When Tides of Man originally hit the scene last year, they made quite an uproar. Their first release, Empire Theory, was praised by critics and passed around the internet faster than most people could finish the record. The group’s progressive song layouts meshed expertly with the hard hitting riffs. Tilian Pearson’s high-pitched vocals were different but worked great with the sound and drew in fans of Coheed And Cambria and Circa Survive. Now, less than a year later, the band has put out their newest album that exceeds Empire Theory in every way.
Dreamhouse starts off with a vocal-only melody by Pearson before bursting into the first track titled, “Not My Love 2.” This song is a perfect example of how Tides has brought their music to the next level, with intense guitar-work and excellent singing. This formula carries on the whole time and creates a solid album in the otherwise shaky genre of post-hardcore.
One of the biggest changes from the last record is the increased amount of technicality. The guitars jump in at odd time signatures and are much more frantic this time around (see the beginning of “Salamanders And Worms”). Oddly enough, the band actually lost one of their guitarists earlier this year leaving them a guitar short, yet they still have made some great intricate melodies. The other instruments are able to follow along and perfectly compliment the riffs; the bass is thick and creates a nice background to play over while the drums are able to keep time while still hitting off-notes and navigating awkward time signatures.
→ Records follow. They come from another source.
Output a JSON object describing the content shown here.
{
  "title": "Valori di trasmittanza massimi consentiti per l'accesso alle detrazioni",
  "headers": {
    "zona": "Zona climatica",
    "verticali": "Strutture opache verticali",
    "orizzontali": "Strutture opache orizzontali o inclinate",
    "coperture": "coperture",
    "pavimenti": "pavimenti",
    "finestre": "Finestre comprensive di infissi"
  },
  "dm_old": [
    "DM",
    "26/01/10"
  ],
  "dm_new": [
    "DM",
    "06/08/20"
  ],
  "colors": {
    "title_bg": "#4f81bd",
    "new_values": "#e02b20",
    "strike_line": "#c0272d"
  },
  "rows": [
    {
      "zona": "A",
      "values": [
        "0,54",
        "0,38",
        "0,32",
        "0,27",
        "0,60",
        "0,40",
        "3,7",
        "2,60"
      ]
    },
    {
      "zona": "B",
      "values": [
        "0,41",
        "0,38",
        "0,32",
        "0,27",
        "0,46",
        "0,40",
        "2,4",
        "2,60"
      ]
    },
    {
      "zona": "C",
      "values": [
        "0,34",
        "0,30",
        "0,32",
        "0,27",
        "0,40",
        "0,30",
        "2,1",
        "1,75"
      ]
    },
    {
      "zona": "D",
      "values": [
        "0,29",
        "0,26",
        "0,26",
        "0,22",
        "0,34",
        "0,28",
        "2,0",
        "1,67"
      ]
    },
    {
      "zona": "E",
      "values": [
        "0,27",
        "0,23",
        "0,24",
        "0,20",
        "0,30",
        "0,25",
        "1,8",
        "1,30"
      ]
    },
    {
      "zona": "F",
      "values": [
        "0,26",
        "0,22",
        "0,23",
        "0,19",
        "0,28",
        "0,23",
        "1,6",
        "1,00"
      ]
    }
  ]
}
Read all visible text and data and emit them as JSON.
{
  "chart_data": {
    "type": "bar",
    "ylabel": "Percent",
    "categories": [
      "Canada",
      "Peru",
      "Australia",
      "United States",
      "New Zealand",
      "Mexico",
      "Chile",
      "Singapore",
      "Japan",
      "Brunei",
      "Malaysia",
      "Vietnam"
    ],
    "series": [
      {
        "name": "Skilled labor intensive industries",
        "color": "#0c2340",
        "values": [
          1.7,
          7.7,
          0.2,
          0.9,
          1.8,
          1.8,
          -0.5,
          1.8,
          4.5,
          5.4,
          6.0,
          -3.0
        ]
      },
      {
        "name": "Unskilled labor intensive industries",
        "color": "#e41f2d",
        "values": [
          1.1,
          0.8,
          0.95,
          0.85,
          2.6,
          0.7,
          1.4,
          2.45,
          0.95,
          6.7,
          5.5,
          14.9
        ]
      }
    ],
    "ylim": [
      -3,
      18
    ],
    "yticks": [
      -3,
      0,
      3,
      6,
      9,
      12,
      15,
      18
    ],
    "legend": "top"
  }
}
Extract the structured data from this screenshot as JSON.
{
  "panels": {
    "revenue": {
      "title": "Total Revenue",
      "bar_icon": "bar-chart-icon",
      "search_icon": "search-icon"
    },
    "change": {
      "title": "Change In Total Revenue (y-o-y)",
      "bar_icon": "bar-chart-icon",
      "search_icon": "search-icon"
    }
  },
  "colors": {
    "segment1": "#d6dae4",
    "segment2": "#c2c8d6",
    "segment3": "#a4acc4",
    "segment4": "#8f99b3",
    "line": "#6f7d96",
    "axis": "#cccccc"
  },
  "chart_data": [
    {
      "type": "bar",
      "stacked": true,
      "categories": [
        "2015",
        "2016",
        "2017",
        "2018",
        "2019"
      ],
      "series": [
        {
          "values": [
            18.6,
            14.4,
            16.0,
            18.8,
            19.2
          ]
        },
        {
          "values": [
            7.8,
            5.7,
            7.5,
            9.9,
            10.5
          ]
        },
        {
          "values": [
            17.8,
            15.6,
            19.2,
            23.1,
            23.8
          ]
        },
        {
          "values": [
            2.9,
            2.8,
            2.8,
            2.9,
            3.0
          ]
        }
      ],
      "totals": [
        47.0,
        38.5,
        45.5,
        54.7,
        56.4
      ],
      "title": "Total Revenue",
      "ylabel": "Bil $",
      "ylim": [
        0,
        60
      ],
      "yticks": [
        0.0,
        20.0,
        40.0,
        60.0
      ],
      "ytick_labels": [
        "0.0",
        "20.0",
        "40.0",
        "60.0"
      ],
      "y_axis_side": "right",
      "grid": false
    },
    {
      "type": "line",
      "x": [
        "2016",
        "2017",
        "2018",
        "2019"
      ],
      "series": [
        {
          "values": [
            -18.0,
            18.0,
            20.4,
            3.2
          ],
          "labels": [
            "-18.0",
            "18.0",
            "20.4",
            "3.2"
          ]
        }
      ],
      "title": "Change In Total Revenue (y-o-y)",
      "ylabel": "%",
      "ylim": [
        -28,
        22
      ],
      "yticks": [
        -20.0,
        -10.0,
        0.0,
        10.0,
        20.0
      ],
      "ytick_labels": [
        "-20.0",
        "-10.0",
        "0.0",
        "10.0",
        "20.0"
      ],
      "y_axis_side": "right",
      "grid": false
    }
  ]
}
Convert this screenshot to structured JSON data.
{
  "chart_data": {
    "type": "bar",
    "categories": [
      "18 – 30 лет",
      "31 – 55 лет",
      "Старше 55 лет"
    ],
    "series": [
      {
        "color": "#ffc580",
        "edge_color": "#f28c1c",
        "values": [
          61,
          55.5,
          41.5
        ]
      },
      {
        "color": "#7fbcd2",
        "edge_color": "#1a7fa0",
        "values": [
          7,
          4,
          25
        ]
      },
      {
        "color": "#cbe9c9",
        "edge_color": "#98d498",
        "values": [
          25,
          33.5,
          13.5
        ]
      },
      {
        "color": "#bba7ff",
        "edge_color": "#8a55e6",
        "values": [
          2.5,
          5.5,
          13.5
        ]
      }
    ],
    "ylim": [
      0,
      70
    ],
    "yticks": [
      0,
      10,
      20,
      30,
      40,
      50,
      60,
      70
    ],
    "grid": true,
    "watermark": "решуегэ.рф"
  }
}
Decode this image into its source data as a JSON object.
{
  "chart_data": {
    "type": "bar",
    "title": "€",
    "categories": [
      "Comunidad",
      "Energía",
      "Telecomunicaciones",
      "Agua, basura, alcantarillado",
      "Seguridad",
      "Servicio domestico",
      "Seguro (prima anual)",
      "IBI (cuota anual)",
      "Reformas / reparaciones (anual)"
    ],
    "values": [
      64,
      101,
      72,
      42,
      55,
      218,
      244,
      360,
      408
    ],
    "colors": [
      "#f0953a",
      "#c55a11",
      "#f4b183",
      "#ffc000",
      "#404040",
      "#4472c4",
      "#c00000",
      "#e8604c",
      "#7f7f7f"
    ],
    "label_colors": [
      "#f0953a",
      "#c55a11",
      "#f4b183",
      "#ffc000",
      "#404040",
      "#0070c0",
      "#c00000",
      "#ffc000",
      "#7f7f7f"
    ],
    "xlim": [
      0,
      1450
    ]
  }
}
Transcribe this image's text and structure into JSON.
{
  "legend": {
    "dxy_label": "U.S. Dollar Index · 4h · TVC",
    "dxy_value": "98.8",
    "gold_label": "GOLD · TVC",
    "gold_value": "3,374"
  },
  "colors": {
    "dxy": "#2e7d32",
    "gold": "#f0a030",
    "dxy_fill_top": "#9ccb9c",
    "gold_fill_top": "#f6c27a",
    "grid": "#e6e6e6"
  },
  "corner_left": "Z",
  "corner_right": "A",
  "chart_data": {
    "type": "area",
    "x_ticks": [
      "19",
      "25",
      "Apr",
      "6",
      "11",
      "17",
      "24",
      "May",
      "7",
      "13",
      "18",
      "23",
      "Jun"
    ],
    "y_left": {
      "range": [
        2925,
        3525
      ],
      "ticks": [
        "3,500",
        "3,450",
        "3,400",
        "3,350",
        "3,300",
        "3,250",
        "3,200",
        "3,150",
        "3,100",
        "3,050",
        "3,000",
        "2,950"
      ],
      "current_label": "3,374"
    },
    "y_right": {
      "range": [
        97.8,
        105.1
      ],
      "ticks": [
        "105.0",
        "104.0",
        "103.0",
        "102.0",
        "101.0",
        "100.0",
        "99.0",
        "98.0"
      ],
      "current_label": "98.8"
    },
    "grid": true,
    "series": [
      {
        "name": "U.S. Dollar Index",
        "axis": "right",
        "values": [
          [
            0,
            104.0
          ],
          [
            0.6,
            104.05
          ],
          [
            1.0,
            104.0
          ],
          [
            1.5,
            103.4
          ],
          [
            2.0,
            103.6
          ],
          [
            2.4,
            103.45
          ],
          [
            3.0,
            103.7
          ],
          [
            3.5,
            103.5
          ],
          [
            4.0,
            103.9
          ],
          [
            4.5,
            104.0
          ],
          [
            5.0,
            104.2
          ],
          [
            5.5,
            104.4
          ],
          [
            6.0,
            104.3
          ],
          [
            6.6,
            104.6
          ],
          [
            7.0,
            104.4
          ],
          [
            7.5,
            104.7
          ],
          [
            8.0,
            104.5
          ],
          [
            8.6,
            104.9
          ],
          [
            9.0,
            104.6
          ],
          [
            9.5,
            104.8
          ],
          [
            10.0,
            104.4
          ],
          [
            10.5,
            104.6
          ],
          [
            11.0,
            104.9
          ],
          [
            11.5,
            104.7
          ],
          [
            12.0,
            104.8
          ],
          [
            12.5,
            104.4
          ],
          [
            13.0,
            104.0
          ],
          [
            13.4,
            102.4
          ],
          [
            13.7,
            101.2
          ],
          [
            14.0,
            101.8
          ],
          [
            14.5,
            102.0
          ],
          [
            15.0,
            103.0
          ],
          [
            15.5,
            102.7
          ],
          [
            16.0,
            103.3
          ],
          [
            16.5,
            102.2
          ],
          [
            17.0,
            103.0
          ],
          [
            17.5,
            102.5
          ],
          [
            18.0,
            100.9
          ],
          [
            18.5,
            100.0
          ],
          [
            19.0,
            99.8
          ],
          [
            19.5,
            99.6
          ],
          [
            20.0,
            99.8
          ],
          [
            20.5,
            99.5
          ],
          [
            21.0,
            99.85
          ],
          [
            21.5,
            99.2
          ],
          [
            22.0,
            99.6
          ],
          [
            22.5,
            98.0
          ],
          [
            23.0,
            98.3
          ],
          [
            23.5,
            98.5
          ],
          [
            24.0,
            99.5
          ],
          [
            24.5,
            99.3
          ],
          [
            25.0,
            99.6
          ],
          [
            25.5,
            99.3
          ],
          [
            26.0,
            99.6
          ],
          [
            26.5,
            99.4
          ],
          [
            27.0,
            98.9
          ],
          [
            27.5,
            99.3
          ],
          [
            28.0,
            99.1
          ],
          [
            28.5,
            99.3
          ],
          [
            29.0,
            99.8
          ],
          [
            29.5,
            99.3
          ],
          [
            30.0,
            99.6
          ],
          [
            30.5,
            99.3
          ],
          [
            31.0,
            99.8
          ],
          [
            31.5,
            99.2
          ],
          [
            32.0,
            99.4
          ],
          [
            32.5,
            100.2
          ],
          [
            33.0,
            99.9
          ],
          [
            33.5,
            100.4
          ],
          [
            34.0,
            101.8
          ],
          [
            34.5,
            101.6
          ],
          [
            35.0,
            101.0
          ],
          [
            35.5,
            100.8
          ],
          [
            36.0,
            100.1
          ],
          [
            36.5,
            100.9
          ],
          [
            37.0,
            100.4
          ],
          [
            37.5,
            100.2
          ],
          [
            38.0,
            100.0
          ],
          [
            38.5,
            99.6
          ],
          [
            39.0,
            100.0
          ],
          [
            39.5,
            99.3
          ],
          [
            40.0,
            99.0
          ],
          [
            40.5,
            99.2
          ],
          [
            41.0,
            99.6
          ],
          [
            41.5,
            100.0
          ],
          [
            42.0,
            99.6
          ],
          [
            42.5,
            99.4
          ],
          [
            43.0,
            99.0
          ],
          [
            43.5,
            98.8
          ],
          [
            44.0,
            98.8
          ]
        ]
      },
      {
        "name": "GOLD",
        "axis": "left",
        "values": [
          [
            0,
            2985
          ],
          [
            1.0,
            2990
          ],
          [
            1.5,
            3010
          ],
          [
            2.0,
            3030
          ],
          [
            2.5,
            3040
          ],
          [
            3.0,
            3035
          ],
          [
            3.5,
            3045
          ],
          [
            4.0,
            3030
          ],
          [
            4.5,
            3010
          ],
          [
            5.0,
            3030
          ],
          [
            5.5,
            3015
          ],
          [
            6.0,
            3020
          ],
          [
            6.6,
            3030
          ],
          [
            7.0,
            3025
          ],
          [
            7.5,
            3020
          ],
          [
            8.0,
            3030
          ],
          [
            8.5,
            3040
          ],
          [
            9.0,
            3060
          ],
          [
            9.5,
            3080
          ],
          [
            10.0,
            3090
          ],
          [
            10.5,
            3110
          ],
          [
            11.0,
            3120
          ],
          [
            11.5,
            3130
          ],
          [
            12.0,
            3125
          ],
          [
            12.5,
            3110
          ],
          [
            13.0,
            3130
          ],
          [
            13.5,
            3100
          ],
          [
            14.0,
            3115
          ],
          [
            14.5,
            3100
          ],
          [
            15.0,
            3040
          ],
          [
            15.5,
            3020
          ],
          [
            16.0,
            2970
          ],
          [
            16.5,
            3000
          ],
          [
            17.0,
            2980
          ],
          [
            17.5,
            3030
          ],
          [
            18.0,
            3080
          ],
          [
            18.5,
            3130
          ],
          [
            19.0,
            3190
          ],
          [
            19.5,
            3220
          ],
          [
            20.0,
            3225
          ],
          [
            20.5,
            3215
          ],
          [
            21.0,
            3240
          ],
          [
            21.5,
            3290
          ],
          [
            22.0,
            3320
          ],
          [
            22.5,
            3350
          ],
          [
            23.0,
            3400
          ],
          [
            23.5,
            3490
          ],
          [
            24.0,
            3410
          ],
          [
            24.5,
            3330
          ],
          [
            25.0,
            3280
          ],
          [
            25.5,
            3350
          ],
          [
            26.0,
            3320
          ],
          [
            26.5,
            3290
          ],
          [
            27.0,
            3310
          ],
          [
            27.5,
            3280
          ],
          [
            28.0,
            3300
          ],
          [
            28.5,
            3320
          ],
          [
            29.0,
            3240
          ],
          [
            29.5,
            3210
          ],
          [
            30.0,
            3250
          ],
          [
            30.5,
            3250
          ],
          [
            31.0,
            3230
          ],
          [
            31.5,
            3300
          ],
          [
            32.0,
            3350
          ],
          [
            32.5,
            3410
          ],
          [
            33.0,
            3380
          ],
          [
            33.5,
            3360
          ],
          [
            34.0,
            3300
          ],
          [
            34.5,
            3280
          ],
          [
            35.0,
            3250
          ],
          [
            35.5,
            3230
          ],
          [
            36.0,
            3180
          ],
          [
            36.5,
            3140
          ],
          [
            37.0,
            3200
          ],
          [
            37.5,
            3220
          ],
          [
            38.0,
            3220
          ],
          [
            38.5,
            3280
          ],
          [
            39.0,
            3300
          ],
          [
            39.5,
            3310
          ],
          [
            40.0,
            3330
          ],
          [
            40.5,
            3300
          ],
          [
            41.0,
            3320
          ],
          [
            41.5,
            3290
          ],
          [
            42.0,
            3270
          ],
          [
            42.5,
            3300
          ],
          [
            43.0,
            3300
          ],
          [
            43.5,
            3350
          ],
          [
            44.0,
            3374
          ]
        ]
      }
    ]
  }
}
As with Empire Theory, Tilian’s vocal work comes through as one of the strongest parts of Tides of Man’s sound. His range is enormous and is able to hit high enough notes to be compared to Anthony Green, Craig Owens, and Michael Jagmin. But not only is his voice high, it also has a completely different timbre than most vocalists. It’s airy but still has a lot of power behind it and needs to be heard rather than described. This different style stands out and works incredibly well with the music, especially when he articulates with the melody to create something off-kilter, but still cohesive.
Overall, Tides of Man has taken a gigantic stride forward with Dreamhouse. The guitars intertwine to make beautiful melodies, the vocals are top-notch, and the lyrics are excellent. The whole group melds their talents together to form one of the best albums of 2010. Everything done on Empire Theory has been done better on Dreamhouse and is not a record to be missed.